Iceberg provides API to rewrite small files into large files by submitting Flink batch jobs. The behavior of this Flink action is the same as Spark's rewriteDataFiles.

import org.apache.iceberg.flink.actions.Actions;

TableLoader tableLoader = TableLoader.fromCatalog(
    CatalogLoader.hive("my_catalog", configuration, properties),
    TableIdentifier.of("database", "table")
);

Table table = tableLoader.loadTable();
RewriteDataFilesActionResult result = Actions.forTable(table)
        .rewriteDataFiles()
        .execute();

For more details of the rewrite files action, please refer to RewriteDataFilesAction

Overview🔗

In Apache Iceberg deployments within Flink streaming environments, implementing automated table maintenance operations—including snapshot expiration, small file compaction, and orphan file cleanup—is critical for optimal query performance and storage efficiency.

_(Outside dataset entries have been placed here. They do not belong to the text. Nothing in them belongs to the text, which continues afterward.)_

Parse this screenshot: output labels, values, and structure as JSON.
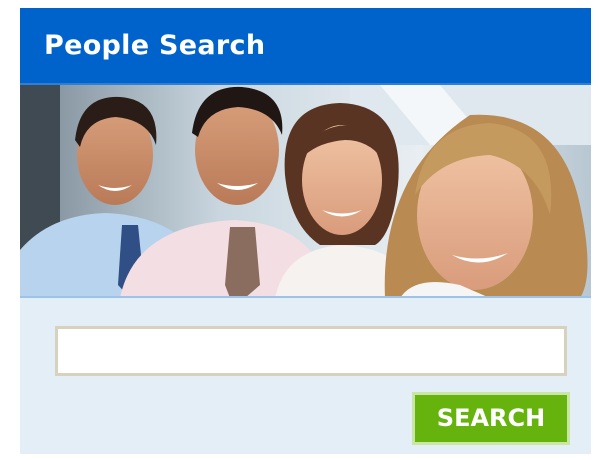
{
  "header": {
    "title": "People Search"
  },
  "photo": {
    "description_icon": "group-of-people-photo"
  },
  "search": {
    "input_value": "",
    "input_placeholder": "",
    "button_label": "SEARCH"
  },
  "colors": {
    "header_bg": "#0063cc",
    "panel_bg": "#e3eef7",
    "button_bg": "#66b30e",
    "input_border": "#d6d2bd"
  }
}
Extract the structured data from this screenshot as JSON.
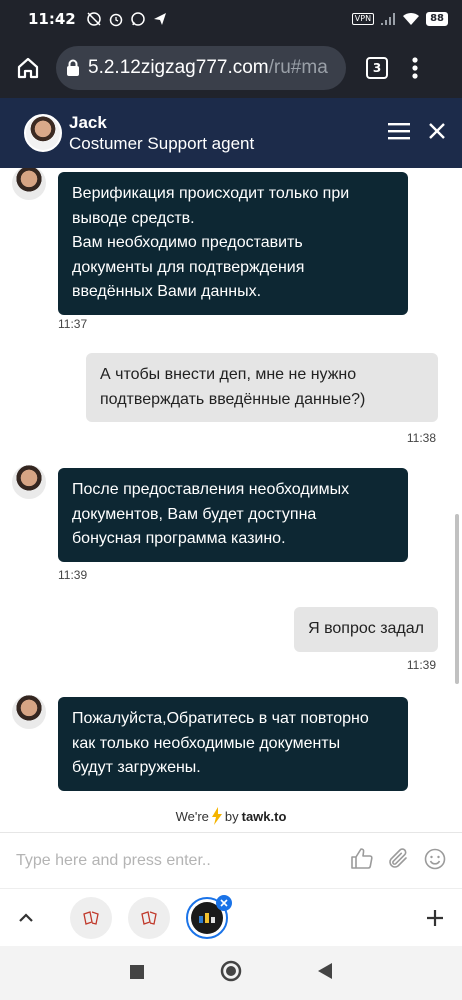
{
  "status_bar": {
    "time": "11:42",
    "vpn": "VPN",
    "battery": "88"
  },
  "browser": {
    "url_host": "5.2.12zigzag777.com",
    "url_path": "/ru#ma",
    "tab_count": "3"
  },
  "chat_header": {
    "agent_name": "Jack",
    "agent_role": "Costumer Support agent"
  },
  "messages": [
    {
      "sender": "agent",
      "lines": [
        "Верификация происходит только при",
        "выводе средств.",
        "Вам необходимо предоставить",
        "документы для подтверждения",
        "введённых Вами данных."
      ],
      "time": "11:37"
    },
    {
      "sender": "user",
      "lines": [
        "А чтобы внести деп, мне не нужно",
        "подтверждать введённые данные?)"
      ],
      "time": "11:38"
    },
    {
      "sender": "agent",
      "lines": [
        "После предоставления необходимых",
        "документов, Вам будет доступна",
        "бонусная программа казино."
      ],
      "time": "11:39"
    },
    {
      "sender": "user",
      "lines": [
        "Я вопрос задал"
      ],
      "time": "11:39"
    },
    {
      "sender": "agent",
      "lines": [
        "Пожалуйста,Обратитесь в чат повторно",
        "как только необходимые документы",
        "будут загружены."
      ],
      "time": ""
    }
  ],
  "powered_by": {
    "prefix": "We're",
    "by": "by",
    "brand": "tawk.to"
  },
  "composer": {
    "placeholder": "Type here and press enter.."
  },
  "colors": {
    "header_bg": "#1c2b4a",
    "agent_bubble": "#0d2733",
    "user_bubble": "#e5e5e5",
    "accent": "#1a73e8"
  }
}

Traditionally, these maintenance operations were exclusively accessible through Iceberg Spark Actions, necessitating the deployment and management of dedicated Spark clusters. This dependency on Spark infrastructure solely for table optimization introduces significant architectural complexity and operational overhead.

The TableMaintenance API in Apache Iceberg empowers Flink jobs to execute maintenance tasks natively, either embedded within existing streaming pipelines or deployed as standalone Flink jobs. This eliminates dependencies on external systems, thereby streamlining architecture, reducing operational costs, and enhancing automation capabilities.

ExpireSnapshots🔗

Removes old snapshots and their files. Internally uses cleanExpiredFiles(true) when committing, so expired metadata/files are cleaned up automatically.

.add(ExpireSnapshots.builder()
    .maxSnapshotAge(Duration.ofDays(7))
    .retainLast(10)
    .deleteBatchSize(1000))

RewriteDataFiles🔗

Compacts small files to optimize file sizes. Supports partial progress commits and limiting maximum rewritten bytes per run.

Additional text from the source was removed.